Show $\phi$ is well defined and injective function.

Let $G$ be a group, and $X$ a group homomorphism from $G$ to $GL_d(\mathbb{C})$. Define a function

$\phi:G/N → GL_d(\mathbb{C})$ by $\phi(gN) = X(g)$

where $N = {\{g \in G: X(g) = I}\}$.

show that $\phi$ is a well defined function and that $\phi$ is faithful.

attempt: Let $x = g_1N$ and $y = g_2N$, then $x = y$ implies $g_1N = g_2N$, then $\phi(g_1N) = \phi(g_2N)$ implies $X(g_1) = X(g_2)$ implies $I = I$ So $\phi$ is well defined.

And recall that $\phi$ is faithful, if it's injective. And $\phi$ is injective if and only if the kernel $\phi$ is the identity subgroup of $G$.

So for all $\phi(x) =\phi(y)$ then $\phi(g_1N) = \phi(g_2N)$ implies $X(g_1) = X(g_2)$ implies $I = I$. So $\phi$ is injective.

Can someone please verify this, or help me if it's incorrect. Any feedback would really help . Thank you!

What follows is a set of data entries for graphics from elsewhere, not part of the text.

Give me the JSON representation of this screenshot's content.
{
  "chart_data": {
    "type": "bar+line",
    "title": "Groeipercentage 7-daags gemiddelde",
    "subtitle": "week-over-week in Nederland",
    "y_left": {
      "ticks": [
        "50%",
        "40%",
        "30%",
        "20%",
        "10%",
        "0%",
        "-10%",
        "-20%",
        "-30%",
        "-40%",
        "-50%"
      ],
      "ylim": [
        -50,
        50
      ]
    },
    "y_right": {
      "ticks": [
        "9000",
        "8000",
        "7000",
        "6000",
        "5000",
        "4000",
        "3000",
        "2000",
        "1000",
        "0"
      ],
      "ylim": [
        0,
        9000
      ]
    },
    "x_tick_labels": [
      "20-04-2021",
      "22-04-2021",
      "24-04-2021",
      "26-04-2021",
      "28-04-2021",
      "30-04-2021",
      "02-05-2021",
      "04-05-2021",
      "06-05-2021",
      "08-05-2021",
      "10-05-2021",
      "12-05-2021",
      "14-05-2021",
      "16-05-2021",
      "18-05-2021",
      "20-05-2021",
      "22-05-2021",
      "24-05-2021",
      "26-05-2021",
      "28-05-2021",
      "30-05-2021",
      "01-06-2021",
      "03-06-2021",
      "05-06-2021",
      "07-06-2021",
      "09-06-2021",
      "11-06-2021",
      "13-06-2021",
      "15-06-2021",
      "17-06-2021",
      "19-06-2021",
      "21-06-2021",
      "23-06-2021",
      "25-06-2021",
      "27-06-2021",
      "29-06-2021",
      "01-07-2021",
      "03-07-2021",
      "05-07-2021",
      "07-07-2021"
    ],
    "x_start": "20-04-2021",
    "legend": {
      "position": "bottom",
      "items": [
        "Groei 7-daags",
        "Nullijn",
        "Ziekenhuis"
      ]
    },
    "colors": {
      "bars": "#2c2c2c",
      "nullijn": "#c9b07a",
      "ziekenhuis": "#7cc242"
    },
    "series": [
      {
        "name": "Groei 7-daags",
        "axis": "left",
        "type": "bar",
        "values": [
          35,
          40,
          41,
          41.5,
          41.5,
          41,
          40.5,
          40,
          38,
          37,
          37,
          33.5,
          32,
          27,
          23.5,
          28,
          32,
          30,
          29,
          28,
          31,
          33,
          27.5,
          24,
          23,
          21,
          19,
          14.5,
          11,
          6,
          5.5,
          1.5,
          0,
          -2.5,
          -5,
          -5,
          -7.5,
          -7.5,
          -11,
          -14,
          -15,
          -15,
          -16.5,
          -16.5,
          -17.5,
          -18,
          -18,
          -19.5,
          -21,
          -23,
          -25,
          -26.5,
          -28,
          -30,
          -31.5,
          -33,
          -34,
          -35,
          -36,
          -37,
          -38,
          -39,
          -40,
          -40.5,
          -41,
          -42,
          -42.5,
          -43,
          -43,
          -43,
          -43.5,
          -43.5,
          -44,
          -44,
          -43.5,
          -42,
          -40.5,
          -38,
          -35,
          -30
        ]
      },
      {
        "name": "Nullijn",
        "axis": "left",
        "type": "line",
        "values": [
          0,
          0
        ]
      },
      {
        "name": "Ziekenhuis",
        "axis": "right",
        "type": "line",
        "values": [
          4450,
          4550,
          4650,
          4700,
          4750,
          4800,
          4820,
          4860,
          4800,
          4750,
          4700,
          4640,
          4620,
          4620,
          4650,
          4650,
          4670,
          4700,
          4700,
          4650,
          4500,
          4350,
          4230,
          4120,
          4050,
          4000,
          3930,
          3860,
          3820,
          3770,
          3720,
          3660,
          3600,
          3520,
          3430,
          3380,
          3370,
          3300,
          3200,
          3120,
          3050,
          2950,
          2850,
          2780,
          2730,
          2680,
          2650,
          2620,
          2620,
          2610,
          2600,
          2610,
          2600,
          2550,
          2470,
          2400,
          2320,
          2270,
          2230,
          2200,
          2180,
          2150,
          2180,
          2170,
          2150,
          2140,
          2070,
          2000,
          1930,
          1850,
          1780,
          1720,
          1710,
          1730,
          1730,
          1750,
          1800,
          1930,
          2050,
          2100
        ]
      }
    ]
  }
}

• Why does $g_1N = g_2N$ imply $X(g_1) = X(g_2)$? You need to argue this in order to show that $\phi$ is well defined.
– D_S
Feb 29 '16 at 21:05
• Also, to show injectivity, you need to show that if $\phi(g_1N) = \phi(g_2N)$, then $g_1N = g_2N$. You don't appear to have shown this.
– D_S
Feb 29 '16 at 21:05
• For injectivity, I know $\phi(g_1N) = \phi(g_2N)$ implies $X(g_1) = X(g_2)$ implies $I = I$ , so from $I = I$ I would have to conclude $I = I$ has to implie $g_1N = g_2N$? Feb 29 '16 at 21:14
• You seem to have ommited the definition of $\;X\;$ . Is that some kind of representation of $\;G\;$ ? Also, shouldn't the definition of $\;N\;$ be $\;N=\{g\in G\;:\;X(g)=I\}\;?$ Feb 29 '16 at 21:52
• Yes, you were right! N is the kernel Feb 29 '16 at 23:31

Here is a correct proof. I am relying on the fact that in any group $G$, two cosets $g_1H$ and $g_2H$ of a given subgroup $H$ are equal if and only if $g_1^{-1}g_2 \in H$.
Well defined: suppose $x = g_1N$ and $y = g_2N$. To say that $\phi$ is well defined is to say that if $x = y$, then $X(g_1) = X(g_2)$. Since $g_1N = g_2N$, you must have $g_1^{-1}g_2 \in N$. Hence $X(g_1^{-1}g_2) = I$. But then $$I = X(g_1^{-1}g_2) = X(g_1^{-1}) \cdot X(g_2) = X(g_1)^{-1} X(g_2)$$ so $X(g_1) = X(g_2)$.
Injectivity: the same argument backwards. Suppose $\phi(g_1N) = \phi(g_2N)$. We need to show that $g_1N = g_2N$. By hypothesis, $X(g_1) = X(g_2)$, so $X(g_1^{-1}g_2) = I$, hence $g_1^{-1}g_2 \in N$, hence $g_1N = g_2N$.